Now that the finishes touches are being put on Barclay’s Arena, it has become apparent to neighbors and passers-by that the building will not be getting a coat of paint to cover its rusty exterior. Because it’s supposed to be that way. While this is old news to most neighborhood opponents—who zealously perused construction designs—it has surprised some others.
“I thought they were going to paint it,” commented one man to The New York Times, which has a story about the structure’s rusty surface.
After all, wasn’t the whole eminent domain claim based on the idea that the arena would eliminate blight?
“Weathering steel” or Cor-Ten, as it is sometimes called, is intended to create a rusted coating that protects the panels. According to SHoP Architects principal Gregg Pasquarelli, the 12,000 steel pieces that make up the building’s exterior shell were pre-weathered, going through more than a dozen wet-and-dry cycles a day for four months.
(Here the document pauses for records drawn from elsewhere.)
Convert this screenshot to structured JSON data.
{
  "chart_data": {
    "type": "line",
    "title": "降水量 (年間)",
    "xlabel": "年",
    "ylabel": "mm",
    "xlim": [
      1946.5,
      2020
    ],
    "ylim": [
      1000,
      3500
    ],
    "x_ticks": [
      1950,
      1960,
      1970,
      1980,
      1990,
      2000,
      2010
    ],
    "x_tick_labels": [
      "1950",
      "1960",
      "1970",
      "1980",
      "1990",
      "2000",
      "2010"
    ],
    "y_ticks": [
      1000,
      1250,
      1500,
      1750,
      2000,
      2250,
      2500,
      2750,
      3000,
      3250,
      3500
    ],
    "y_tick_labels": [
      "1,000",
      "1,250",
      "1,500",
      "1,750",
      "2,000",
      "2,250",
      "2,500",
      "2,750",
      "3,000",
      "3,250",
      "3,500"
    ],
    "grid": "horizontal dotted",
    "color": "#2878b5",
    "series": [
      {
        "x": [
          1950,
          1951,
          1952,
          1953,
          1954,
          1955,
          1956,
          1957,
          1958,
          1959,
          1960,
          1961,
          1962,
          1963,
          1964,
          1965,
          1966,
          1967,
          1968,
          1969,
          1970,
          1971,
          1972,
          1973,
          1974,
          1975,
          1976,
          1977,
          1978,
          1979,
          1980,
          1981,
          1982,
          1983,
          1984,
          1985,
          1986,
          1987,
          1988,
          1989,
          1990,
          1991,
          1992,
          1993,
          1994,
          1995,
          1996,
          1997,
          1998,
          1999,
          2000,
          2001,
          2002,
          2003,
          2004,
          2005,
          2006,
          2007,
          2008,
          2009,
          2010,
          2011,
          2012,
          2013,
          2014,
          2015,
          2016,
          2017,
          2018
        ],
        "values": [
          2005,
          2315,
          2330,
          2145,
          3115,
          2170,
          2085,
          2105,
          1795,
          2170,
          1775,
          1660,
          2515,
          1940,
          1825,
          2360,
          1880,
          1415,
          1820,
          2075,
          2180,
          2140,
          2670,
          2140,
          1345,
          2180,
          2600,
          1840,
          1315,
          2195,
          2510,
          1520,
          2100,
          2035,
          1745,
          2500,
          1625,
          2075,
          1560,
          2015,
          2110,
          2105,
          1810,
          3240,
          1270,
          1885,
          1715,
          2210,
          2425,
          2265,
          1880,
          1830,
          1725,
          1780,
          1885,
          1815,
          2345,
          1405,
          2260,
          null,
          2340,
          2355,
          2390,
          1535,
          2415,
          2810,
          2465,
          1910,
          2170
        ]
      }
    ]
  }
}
The pre-weathering process should limit the arena’s rust drippings, which have been known to stain sidewalks and sometimes t-shirts, according to Forest City Ratner executive V.P. and director Robert Sanna.
“This should keep it to a minimum, and you won’t have to worry that it will stain your sweater as you walk by,” Mr. Sanna told The Times.
The warm brown coloring is lovely, but the possibility of being caught by rusted rain will probably not thrill the neighbors who never wanted it the arena there in the first place.